A sensação que tenho é que, diante destas dificuldades, empresas de sonorização menos estruturadas e técnicos de sistemas menos preparados tecnicamente e menos dispostos a trabalhar duro sempre acabam optando pela maneira mais fácil e rápida, ou seja, sistemas sem subdivisões e, de preferência, já processados de fábrica. E, é claro, sem a utilização de softwares que possam acessar amplificadores ou caixas.

O resultado é bem óbvio e pode ser facilmente observado. O objetivo principal do sistema de sonorização, que é proporcionar ao público uma cobertura sonora consistente, com um SPL agradável e a inteligibilidade do programa, dificilmente é alcançado, ficando muitas vezes a culpa para o artista ou seu técnico, nunca para os reais responsáveis (não que técnicos de bandas também não possam estragar tudo).

QUAL O PROBLEMA ENTÃO?

Para mim, são dois problemas básicos. Um, com a empresa de sonorização, que parece não se preocupar muito com a qualidade do serviço que está prestando. Muitas alegam que são mal remuneradas, outras alegam dificuldades estruturais no local do evento ou até mesmo a falta de necessidade em atender às especificações técnicas do artista (e seu técnico) simplesmente porque não concordam com os pedidos.

O segundo problema - e o que mais me preocupa - é a falta de preparo (técnico e profissional) do responsável técnico da empresa pelo evento em questão. O técnico do sistema é o representante da empresa naquele evento, e a minha preocupação é que poucas vezes acho que posso contar 100% com este profissional. Poucos me passam confiança suficiente em relação à sua capacidade.

A preparação deste profissional, a meu ver, deve começar bem antes da montagem do sistema. Esta pessoa deve estar apta a mandar e responder e-mails que tratem do seu trabalho, deve estar preparada para discutir (num bom sentido), com os técnicos do artista, as opções de equipamentos que a sua empresa dá, assim como o que pode ser necessário utilizar no local a ser sonorizado.


Ele deve estar pronto para participar de reuniões técnicas com contratantes e produtores de eventos, e, para isso, ele deve ter autonomia, respaldo e apoio da sua empresa para tomar decisões na escolha do equipamento, horários, quantidade de pessoas que irão trabalhar e infraestrutura necessária para a implementação do sistema de sonorização.

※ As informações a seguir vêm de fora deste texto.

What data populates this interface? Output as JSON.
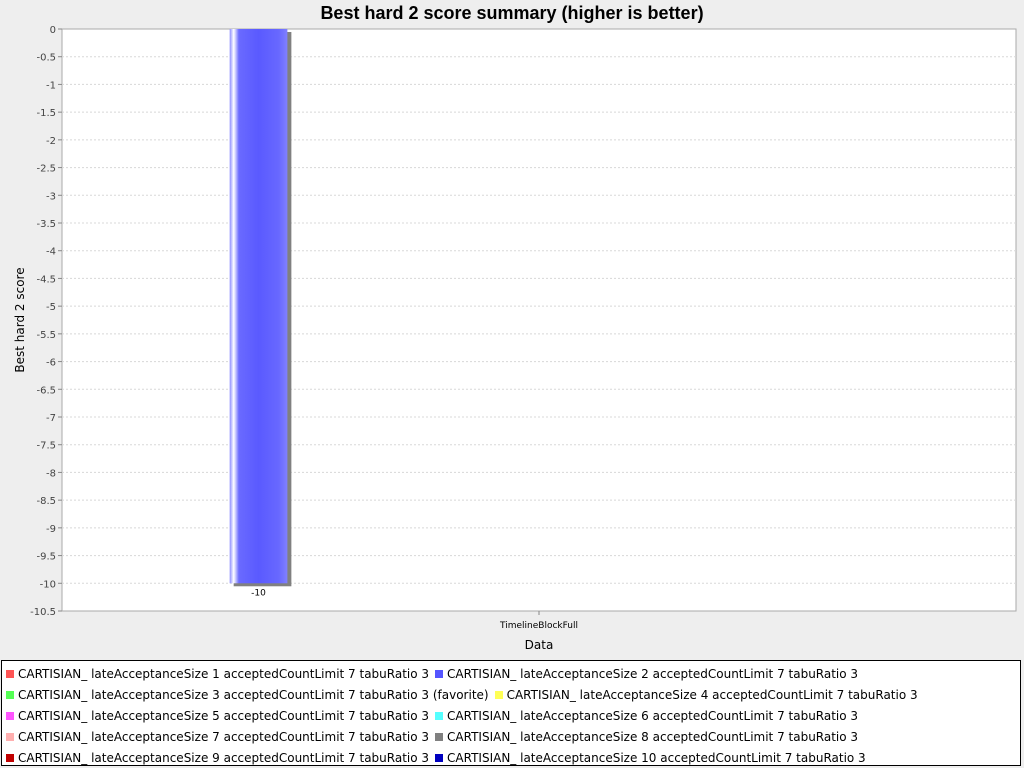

Quando chegar a hora da montagem do sistema, alguns problemas já foram identificados e resolvidos. Chega, então, o momento do profissional mostrar as suas habilidades técnicas na implementação do sistema de sonorização, posicionamento, ângulos, ligações. Tudo deve ser feito com a intenção de preparar o sistema para conseguir seus objetivos.

Está na hora dos verdadeiros profissionais do áudio se mostrarem presentes e não deixarem espaço para amadores trabalharem. Hoje em dia, se faz cada vez mais necessário o conhecimento de computadores, softwares, outras línguas, teoria e muita prática, e é com isso que os bons profissionais são formados. Existe tempo e espaço para todos conseguirem o seu lugar, porém, para isto, devem mostrar serviço.

Esta minha critica deve ser levada como um desafio e não como algo desconstrutivo e com o objetivo de falar mal de todos os técnicos de sistemas no Brasil. Há vários profissionais altamente preparados, com total domínio sobre os equipamentos com os quais trabalham. Estes profissionais devem servir como exemplo, porém, acho que ainda são poucos.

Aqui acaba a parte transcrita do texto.